If you restrict yourself to European languages using the Latin alphabet and if you ignore letters that can be graphically* decomposed into a base letter and a diacritical mark (accent, slash, cedilla, ogonok), then the number is small:

  • Æ, æ (some Scandinavian languages, French)
  • Œ, œ (French)
  • Þ, þ (Icelandic)
  • ð (Icelandic and Faroese)
  • ẞ, ß (German)
  • Ŋ, ŋ (some Sami languages)
  • Ʒ, ʒ (some Sami languages)
  • Ə, ə (Azeri (not really in Europe according to the usual definitions))

If you also consider languages of Africa (Ɓ, ɓ, Ɔ, ɔ, Ɛ, ɛ, Ɣ, ɣ, Ɩ, ɩ, Ʊ, ʊ, ǀ, ǁ, ǂ, ...) and North America (ʔ, ƛ, Ɬ, ɬ, Ʌ, ʌ, ...), there's a lot more.

* Note that users of these languages may not agree with the statement that a certain graphical combination of an ASCII letter and a diacritical mark (or another letter) is just a letter with an accent or just a combination of two letters and not a letter by itself. The distinction between individual letters and letters with accents has quite some similarity with the distinction between languages and dialects: it's a matter of national pride but scientifically pointless.

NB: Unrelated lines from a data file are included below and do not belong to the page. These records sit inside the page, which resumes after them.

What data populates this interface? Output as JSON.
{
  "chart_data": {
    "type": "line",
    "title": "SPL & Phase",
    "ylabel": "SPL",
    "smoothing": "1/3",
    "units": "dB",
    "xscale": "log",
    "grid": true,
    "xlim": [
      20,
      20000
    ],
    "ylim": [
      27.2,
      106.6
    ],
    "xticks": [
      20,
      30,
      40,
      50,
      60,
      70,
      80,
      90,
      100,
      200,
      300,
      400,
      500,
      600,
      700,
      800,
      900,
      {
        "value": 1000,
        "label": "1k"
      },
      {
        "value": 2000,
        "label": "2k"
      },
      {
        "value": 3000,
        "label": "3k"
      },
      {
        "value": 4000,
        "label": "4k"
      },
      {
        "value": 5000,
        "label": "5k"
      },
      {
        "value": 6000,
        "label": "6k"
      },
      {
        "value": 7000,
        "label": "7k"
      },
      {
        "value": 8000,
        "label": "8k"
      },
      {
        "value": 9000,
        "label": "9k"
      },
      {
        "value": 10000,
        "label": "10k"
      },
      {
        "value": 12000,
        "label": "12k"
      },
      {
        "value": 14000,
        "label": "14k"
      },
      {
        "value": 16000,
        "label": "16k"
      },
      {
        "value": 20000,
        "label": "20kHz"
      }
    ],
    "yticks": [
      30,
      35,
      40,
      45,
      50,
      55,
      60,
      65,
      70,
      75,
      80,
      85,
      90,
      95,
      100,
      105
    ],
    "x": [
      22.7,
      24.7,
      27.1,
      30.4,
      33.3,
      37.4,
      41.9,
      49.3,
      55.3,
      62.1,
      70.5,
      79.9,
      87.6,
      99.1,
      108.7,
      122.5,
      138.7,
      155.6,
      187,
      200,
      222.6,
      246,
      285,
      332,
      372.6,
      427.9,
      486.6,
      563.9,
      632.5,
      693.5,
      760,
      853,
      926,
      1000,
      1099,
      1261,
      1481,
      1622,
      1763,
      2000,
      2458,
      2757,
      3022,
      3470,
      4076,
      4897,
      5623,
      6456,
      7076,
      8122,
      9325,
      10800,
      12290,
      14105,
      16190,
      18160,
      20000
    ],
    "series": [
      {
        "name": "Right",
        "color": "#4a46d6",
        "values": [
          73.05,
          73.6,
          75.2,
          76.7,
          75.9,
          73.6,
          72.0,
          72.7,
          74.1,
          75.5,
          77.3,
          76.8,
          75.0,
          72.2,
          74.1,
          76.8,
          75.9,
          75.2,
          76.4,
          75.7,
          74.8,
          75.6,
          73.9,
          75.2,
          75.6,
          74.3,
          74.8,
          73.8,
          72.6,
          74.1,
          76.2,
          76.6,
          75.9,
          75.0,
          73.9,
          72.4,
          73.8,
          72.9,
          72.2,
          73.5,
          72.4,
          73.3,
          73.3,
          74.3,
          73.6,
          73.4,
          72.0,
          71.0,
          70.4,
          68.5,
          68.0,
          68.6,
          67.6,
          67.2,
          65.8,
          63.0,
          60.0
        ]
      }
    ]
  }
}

  • ij is arguably a letter, distinct from the sequence ij, though they probably look the same in the font conjured up on SE.
    – user6726
    Commented May 19, 2022 at 15:36
  • From a graphical point of view or from a font designer's point of view, "ij" plays in the same league as "ff", "fi", "fl": It may be styled differently from the individual letters, but this is in no way mandatory. Considering "ij" as a letter by itself is a political decision.
    – Uwe
    Commented May 19, 2022 at 15:47

A comprehensive list of characters for many European languages, including minority languages, can be found at Michael Everson's website "The alphabets of Europe". You can navigate through the language tree, and get a full alphabet for each language in the tree, including base letters, digraphs, letters with diacritic, and extra letters. The whole thing is sourced.

For a high level overview, see @Uwe's answer here.